Both bills passed the legislature easily and relatively quietly. Proponents of the legislation view this as a waste management issue, not an ownership issue. The argument being that we need to encourage recycling of this waste water so as to not increase pressure on the state’s freshwater supplies. Those who testified against the bills, while agreeing for the need for recycling, believe it is indeed an ownership issue and that surface owners are left out in the cold while others may economically benefit from what is the surface owner’s real property interest. They argued the surface owner, at least, should have a seat at the table if another party is making money from something that the mineral owner or lesee has the implied right to use, but not take.

HB 3246 does provide that a surface use agreement, oil and gas lease, or other contract can override the statute, but this does not affect surface use agreements in place today that are silent on the issue. Further, surface owners many times, like the example above, acquire their property subject to a severed mineral estate that occurred decades ago and thus the surface owner virtually has no interaction with an operator or mineral owner. Some opponents of the legislation argued surface owners should have the opportunity to consent or have a right of first refusal before the waste is sold for economic gain as opposed to disposed.
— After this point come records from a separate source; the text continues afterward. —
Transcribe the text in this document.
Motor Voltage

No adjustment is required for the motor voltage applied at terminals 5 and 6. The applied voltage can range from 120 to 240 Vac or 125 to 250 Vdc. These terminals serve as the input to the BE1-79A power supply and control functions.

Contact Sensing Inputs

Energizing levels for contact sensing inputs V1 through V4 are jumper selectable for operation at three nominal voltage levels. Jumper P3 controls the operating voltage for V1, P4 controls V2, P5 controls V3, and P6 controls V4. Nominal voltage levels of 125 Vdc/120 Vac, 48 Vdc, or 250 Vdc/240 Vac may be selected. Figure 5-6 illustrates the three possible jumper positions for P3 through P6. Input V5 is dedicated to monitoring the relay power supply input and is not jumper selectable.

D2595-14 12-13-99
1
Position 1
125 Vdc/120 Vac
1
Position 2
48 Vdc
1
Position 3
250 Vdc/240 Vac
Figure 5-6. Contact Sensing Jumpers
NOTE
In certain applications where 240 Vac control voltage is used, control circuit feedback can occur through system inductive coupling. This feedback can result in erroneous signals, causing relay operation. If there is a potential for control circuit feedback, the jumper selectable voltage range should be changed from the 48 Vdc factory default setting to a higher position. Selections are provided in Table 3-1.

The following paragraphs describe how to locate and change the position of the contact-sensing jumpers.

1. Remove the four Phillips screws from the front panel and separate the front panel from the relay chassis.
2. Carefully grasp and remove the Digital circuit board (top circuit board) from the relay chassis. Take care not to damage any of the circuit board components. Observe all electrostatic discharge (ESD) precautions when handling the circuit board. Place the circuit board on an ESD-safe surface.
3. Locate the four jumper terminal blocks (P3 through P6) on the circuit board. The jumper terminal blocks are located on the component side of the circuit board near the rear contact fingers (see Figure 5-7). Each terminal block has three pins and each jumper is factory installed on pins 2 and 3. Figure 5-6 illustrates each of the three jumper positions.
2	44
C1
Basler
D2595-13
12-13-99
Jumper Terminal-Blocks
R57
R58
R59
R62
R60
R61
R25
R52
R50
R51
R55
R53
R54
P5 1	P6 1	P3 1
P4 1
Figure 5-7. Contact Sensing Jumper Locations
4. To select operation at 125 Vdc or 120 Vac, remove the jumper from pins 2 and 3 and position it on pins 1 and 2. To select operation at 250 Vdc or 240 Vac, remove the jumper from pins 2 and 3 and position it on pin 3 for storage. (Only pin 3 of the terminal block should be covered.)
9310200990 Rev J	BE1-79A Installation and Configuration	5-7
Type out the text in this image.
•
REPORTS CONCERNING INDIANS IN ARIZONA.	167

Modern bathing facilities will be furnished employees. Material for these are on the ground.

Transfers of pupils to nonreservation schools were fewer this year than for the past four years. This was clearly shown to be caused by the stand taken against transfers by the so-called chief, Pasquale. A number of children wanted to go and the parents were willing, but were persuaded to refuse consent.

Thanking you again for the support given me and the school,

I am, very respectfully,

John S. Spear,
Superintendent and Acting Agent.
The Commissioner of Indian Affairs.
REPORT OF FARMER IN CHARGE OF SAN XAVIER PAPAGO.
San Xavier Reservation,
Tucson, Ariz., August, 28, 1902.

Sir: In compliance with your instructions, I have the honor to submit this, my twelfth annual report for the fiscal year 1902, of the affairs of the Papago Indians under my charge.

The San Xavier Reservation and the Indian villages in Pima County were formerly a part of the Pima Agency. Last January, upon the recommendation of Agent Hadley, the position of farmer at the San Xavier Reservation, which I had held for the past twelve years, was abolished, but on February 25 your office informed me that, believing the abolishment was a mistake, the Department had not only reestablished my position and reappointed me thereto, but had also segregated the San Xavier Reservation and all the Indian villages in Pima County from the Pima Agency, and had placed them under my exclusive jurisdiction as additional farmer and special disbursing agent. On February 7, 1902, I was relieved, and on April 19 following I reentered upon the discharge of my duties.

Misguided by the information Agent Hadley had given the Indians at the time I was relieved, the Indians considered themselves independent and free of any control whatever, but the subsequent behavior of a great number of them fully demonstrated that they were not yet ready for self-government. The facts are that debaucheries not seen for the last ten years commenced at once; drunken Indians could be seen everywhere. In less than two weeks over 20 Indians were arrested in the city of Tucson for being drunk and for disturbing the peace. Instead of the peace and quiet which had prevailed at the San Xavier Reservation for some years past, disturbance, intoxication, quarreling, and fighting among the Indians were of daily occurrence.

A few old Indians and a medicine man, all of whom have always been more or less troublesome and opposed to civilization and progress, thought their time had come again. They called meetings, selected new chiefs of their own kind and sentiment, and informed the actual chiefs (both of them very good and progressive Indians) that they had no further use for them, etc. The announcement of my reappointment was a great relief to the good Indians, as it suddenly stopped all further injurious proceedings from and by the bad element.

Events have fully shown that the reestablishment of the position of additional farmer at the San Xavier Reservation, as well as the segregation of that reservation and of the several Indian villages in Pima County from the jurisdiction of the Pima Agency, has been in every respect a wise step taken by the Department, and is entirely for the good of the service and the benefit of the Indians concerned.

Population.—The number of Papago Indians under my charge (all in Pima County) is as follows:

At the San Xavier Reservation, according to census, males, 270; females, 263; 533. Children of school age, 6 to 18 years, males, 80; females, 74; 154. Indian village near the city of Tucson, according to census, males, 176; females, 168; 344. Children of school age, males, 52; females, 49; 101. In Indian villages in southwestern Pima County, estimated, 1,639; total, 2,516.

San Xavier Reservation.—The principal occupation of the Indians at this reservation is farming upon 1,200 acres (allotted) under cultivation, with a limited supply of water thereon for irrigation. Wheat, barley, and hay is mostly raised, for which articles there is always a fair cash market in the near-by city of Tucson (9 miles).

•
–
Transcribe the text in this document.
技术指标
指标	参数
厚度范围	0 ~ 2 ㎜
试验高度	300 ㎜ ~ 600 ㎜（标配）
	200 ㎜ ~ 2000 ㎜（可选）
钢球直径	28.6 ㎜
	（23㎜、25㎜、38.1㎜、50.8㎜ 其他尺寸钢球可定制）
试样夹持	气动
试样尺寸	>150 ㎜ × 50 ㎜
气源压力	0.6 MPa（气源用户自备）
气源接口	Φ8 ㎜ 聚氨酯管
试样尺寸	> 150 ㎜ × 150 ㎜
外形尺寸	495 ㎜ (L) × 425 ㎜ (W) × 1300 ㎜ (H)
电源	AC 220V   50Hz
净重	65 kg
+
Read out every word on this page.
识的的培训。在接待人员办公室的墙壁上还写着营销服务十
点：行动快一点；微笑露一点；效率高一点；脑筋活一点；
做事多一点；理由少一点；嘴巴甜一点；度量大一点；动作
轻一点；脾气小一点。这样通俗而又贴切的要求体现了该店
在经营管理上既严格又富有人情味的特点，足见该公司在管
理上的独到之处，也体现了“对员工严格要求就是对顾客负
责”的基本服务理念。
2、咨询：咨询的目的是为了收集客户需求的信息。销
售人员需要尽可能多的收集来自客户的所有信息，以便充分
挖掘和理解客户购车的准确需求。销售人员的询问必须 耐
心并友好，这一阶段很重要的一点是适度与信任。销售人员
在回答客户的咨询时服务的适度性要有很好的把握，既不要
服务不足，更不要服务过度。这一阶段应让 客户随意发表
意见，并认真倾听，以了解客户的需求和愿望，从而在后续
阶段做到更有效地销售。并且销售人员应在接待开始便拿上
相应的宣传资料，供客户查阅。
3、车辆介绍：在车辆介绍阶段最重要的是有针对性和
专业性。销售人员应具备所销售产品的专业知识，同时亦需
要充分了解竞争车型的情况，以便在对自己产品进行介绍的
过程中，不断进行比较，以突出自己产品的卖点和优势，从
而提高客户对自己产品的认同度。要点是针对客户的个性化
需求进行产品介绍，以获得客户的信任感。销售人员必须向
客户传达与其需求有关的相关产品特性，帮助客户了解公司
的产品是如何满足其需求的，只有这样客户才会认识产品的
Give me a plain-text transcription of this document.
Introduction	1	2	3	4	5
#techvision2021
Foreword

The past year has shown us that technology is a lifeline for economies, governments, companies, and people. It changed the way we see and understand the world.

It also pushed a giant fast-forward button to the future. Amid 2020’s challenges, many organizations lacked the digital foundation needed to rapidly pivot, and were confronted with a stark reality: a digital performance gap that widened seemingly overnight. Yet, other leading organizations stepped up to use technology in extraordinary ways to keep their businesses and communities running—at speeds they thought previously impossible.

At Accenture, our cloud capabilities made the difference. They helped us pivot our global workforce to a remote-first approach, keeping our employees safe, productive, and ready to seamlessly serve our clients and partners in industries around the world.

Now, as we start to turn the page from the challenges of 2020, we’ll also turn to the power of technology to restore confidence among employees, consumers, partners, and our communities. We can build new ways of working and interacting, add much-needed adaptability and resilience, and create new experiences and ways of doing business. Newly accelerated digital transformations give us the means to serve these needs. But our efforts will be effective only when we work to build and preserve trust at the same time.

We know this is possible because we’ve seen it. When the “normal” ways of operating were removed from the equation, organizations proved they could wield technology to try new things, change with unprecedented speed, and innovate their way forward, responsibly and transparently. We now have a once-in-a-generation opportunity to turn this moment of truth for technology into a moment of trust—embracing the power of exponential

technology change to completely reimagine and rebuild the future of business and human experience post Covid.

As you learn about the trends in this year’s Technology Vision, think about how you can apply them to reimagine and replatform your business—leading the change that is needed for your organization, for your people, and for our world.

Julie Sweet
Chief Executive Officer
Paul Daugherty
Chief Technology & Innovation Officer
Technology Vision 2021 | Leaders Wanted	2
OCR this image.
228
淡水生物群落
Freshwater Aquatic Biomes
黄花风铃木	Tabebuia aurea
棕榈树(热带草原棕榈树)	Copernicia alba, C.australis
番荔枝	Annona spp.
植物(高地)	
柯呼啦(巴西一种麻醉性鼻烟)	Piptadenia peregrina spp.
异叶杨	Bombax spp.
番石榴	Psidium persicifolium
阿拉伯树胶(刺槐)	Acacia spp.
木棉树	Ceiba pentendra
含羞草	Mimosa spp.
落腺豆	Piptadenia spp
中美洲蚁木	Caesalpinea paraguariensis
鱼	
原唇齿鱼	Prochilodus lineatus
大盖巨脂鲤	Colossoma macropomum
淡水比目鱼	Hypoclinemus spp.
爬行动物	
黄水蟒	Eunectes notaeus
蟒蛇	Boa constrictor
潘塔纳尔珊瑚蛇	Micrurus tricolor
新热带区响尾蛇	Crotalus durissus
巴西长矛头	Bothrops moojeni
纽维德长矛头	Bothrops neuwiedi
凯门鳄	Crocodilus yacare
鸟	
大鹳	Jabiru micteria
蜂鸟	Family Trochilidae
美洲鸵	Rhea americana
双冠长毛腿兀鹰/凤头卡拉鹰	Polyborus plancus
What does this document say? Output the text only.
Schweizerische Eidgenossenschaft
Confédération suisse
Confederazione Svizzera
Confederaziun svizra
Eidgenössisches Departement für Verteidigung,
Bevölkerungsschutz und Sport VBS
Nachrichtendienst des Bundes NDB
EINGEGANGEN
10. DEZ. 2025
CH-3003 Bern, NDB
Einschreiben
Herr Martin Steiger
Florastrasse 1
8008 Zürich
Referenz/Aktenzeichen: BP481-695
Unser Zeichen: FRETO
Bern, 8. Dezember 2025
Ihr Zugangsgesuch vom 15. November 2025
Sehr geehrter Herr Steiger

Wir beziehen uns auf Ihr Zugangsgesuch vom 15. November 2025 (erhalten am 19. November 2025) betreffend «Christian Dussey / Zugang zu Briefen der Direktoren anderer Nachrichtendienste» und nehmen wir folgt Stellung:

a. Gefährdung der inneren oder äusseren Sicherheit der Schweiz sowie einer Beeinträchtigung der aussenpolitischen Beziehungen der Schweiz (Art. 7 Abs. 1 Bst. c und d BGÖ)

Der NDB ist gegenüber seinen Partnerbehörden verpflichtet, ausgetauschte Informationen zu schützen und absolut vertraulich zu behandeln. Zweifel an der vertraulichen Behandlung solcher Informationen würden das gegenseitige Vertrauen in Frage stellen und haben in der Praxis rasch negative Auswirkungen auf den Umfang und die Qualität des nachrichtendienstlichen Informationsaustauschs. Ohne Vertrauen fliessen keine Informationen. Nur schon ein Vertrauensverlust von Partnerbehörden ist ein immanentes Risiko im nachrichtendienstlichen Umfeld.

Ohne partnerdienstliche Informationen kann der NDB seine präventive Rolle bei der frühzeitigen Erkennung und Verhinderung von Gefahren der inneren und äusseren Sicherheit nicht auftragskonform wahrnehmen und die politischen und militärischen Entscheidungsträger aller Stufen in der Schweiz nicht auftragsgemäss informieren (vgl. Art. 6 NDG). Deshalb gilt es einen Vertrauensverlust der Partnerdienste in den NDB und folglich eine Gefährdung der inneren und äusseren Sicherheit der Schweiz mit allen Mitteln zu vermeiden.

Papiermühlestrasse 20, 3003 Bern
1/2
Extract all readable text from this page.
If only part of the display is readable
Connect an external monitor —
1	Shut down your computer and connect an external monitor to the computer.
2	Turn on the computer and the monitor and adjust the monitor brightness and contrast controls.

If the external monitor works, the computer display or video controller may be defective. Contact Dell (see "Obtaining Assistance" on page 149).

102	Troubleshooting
Again, the proponents of this legislation view this is as a waste management issue that clears the path to recycle this waste for beneficial use and save our precious freshwater supplies. The opponents of the legislation point out that monetizing the waste for independent economic value without the consent of or compensation to the surface owners amounts to a taking of a private property right. This appears ripe for the courts to decide or the Legislature to revisit when it convenes again in January 2021. In any event, surface owners should pay close attention to how produced water is handled and address the issue going forward in surface use agreements.